Нет, не забыла Христя тех страшных дней. Правда, за эти четыре года все словно бы пылью припорошилось. Так старательно отгоняла она все эти годы мысли о тех событиях. И вот теперь, впервые — может быть, потому, что Артем дважды сегодня спрашивал ее об этом, но главным образом потому, что хотела еще раз сама убедиться в том, что не могла она тогда поступить иначе, — Христя решилась. Закрыла глаза и силой воображения перенеслась в тот незабываемый вечер, когда возвращались домой со станции.
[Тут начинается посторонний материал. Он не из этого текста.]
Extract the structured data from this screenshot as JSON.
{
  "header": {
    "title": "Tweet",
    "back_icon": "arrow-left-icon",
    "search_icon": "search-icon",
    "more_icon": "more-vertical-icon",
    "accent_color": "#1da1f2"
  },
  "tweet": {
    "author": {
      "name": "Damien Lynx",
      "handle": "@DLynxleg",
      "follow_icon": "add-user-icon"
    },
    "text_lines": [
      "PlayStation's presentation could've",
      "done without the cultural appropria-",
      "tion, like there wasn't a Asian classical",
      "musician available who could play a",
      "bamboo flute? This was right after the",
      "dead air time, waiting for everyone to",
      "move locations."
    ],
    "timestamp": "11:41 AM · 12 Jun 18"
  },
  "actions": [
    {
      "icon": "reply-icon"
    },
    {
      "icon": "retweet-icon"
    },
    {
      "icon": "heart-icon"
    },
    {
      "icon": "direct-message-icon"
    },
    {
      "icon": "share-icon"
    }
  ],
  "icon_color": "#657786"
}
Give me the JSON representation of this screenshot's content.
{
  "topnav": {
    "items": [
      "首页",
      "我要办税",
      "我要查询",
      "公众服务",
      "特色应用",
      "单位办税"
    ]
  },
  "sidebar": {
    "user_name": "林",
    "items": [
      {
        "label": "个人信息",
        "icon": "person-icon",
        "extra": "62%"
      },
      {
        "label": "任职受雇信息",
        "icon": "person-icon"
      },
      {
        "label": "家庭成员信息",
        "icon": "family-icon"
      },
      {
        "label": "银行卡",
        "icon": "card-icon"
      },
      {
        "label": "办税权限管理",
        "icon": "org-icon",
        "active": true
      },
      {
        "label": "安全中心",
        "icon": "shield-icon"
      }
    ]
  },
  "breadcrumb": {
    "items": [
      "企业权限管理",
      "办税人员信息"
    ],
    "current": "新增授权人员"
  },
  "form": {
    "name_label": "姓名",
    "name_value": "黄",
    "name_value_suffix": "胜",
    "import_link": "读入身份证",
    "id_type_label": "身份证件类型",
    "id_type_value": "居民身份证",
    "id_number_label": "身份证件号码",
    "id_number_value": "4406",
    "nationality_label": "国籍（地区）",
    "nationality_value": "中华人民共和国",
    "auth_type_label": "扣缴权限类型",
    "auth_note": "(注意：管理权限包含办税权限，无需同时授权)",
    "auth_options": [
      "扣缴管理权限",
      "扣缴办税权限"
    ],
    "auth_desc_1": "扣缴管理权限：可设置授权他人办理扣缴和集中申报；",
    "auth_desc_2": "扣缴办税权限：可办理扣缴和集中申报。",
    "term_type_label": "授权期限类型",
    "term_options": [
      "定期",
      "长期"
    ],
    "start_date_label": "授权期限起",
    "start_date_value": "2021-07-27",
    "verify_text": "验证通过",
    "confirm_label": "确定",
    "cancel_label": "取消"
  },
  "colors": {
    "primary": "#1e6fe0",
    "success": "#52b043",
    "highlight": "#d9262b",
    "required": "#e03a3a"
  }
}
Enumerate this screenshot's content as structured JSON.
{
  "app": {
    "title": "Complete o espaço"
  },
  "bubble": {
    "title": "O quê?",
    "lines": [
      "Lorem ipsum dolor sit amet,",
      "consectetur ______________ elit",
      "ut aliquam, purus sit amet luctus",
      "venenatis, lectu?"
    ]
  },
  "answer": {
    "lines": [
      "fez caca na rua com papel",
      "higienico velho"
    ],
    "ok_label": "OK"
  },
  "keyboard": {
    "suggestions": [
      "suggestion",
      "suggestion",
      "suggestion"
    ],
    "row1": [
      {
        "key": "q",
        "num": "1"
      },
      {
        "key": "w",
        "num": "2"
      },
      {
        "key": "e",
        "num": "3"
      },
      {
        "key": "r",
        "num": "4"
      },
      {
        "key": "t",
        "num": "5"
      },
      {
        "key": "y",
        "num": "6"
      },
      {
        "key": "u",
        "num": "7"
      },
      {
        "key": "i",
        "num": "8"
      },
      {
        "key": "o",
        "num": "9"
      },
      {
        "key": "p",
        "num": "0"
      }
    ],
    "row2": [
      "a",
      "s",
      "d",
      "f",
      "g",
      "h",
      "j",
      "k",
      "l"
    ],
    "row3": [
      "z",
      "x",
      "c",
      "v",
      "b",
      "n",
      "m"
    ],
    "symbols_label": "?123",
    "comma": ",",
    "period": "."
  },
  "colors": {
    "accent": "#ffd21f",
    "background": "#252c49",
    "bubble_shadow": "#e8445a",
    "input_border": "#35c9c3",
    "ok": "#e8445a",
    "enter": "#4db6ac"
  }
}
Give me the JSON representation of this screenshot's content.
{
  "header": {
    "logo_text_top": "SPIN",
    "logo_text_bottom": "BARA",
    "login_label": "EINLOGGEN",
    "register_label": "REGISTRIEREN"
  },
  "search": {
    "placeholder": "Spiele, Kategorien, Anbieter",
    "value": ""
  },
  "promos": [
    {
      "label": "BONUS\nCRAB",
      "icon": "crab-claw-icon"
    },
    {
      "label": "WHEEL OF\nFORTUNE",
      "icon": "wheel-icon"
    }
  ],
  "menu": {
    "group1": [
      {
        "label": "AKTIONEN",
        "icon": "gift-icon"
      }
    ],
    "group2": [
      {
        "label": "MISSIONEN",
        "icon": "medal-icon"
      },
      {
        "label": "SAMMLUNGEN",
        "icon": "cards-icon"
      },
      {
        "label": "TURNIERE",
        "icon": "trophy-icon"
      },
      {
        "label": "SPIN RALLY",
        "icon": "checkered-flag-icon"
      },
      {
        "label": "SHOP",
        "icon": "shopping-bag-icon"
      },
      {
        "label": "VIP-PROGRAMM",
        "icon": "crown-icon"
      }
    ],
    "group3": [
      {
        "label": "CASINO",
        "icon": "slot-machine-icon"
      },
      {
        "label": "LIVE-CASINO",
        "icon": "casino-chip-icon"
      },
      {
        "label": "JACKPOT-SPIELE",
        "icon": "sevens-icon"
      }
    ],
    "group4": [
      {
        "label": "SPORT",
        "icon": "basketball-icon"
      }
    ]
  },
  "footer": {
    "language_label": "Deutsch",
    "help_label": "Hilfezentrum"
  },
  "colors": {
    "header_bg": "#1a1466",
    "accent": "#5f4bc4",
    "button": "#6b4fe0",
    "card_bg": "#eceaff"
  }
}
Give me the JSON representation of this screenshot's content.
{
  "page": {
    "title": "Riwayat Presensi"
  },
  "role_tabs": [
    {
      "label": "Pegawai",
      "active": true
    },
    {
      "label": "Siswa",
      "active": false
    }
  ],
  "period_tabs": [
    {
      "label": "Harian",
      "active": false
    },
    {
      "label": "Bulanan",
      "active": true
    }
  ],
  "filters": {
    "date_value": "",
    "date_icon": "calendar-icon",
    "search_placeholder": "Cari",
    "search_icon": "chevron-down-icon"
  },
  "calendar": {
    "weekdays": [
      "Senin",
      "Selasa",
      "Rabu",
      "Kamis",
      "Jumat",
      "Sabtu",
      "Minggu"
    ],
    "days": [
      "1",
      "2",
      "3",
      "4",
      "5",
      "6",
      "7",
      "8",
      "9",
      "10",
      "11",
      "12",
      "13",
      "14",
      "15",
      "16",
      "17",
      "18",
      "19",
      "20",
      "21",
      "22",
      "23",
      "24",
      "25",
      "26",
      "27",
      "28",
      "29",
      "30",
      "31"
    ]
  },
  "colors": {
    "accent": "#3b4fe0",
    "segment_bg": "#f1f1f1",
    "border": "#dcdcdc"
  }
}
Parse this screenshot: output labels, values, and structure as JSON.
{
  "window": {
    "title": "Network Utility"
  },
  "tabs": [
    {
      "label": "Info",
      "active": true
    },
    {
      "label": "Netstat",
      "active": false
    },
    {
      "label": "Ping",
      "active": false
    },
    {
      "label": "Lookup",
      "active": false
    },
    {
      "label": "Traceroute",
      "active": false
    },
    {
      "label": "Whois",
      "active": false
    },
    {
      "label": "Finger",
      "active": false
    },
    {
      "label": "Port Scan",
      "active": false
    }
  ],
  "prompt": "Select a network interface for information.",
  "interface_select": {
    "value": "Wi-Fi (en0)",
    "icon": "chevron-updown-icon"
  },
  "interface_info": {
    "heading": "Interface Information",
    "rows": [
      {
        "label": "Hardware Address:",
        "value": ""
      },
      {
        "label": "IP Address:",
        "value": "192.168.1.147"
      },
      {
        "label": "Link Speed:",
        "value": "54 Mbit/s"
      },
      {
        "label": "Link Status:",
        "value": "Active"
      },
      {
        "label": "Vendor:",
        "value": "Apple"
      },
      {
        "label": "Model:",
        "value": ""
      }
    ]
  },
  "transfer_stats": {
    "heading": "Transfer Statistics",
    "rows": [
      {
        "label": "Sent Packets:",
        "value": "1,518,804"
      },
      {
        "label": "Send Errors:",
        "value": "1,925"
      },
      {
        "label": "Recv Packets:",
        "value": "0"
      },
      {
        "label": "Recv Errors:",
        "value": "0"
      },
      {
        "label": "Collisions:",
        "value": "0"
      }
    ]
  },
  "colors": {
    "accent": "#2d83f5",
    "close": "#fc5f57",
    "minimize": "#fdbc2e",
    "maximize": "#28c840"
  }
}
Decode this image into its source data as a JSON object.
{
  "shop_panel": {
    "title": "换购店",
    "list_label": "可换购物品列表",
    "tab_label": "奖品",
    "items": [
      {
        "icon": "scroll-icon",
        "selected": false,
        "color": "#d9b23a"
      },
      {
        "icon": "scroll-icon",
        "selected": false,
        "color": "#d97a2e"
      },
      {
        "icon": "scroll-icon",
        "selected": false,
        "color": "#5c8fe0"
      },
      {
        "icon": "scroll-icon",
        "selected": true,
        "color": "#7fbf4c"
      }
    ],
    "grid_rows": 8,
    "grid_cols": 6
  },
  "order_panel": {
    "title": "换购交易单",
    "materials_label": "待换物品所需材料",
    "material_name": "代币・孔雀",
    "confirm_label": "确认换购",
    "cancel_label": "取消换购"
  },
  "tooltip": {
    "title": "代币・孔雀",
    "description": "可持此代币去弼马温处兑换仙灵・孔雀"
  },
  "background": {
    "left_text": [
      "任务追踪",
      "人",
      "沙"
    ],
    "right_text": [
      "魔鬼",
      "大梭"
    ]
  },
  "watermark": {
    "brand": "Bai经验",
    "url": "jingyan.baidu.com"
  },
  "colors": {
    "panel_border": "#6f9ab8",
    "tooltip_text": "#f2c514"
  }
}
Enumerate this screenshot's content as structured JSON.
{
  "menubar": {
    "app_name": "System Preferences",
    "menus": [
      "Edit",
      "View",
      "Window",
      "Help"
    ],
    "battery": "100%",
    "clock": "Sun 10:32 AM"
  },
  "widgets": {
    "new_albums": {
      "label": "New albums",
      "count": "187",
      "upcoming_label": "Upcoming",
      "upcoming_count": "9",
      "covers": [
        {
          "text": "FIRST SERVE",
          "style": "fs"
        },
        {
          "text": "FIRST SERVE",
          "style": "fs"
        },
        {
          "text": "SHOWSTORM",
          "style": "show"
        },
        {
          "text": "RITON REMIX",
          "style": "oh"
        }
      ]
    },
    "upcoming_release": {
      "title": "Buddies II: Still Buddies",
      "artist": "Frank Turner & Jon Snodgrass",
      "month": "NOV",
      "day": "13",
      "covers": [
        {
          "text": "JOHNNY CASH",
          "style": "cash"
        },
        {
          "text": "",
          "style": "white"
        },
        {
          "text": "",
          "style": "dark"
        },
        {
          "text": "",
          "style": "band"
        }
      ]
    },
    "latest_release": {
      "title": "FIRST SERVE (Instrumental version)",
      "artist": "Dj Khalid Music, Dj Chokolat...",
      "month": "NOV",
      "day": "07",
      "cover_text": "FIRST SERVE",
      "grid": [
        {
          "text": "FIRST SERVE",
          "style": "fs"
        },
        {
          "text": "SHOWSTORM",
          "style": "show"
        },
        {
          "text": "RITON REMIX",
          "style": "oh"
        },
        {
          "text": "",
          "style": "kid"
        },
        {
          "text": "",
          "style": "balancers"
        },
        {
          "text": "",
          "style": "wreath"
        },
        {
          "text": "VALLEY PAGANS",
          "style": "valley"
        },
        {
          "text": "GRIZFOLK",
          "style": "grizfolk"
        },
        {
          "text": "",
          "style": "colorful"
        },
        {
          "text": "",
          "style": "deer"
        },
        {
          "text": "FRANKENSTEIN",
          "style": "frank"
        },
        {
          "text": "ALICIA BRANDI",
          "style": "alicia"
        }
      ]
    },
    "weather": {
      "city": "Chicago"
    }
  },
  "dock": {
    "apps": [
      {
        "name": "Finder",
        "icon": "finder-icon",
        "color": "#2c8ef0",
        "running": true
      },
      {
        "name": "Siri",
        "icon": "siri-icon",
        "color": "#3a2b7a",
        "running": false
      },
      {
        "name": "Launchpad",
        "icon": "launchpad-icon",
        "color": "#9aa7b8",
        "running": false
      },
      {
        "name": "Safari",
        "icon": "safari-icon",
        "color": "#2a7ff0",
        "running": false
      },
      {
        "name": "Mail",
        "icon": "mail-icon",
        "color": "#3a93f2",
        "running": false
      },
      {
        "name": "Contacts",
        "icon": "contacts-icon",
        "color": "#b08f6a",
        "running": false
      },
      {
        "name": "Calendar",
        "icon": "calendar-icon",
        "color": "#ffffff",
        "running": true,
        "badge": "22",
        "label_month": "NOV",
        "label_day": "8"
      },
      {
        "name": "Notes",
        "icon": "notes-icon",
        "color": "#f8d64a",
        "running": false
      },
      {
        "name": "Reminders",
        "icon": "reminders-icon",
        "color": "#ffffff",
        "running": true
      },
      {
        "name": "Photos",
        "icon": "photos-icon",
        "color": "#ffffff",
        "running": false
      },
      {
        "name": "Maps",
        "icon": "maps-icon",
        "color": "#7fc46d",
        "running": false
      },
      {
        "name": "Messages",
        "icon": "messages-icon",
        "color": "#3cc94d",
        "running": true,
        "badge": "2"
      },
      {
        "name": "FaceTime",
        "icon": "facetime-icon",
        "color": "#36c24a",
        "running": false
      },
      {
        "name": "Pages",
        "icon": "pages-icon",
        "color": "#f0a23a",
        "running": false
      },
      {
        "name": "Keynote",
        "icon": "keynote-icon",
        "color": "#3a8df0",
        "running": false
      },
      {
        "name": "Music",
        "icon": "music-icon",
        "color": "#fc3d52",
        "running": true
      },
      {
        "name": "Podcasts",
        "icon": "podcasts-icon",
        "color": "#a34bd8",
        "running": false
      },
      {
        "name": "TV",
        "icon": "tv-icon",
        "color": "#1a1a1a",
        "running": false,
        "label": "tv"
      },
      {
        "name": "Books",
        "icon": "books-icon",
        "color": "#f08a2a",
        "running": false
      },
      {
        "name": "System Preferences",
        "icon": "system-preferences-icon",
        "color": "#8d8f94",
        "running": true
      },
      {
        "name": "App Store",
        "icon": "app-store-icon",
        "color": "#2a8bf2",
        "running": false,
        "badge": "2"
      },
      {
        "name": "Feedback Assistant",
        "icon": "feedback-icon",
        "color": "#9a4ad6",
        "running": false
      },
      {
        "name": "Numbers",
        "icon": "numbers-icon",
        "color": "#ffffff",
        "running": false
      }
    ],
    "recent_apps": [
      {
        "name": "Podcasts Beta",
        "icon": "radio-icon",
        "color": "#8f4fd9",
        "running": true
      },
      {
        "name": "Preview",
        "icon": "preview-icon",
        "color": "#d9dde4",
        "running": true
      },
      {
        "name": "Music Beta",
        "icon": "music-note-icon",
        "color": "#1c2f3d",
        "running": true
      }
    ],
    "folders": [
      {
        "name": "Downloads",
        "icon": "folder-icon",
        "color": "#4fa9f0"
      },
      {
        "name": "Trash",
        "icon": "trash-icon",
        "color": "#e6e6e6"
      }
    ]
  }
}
С распухшим от слез лицом прокралась она через огороды на свой двор и — что уж таиться! — будто не своими ногами, безрадостно — и все из-за Варвары! — переступила порог. И только бросила взгляд, как поняла сразу, что стряслось что-то недоброе, а может, и настоящая беда в доме.

Больше четырех месяцев, как из дому, но, видно, за это время мать ни разу не белила хату: грязно-серые стены, по углам под потолком и даже в том углу, где иконы, бородами свисала паутина. Печь задымлена, облупилась вся.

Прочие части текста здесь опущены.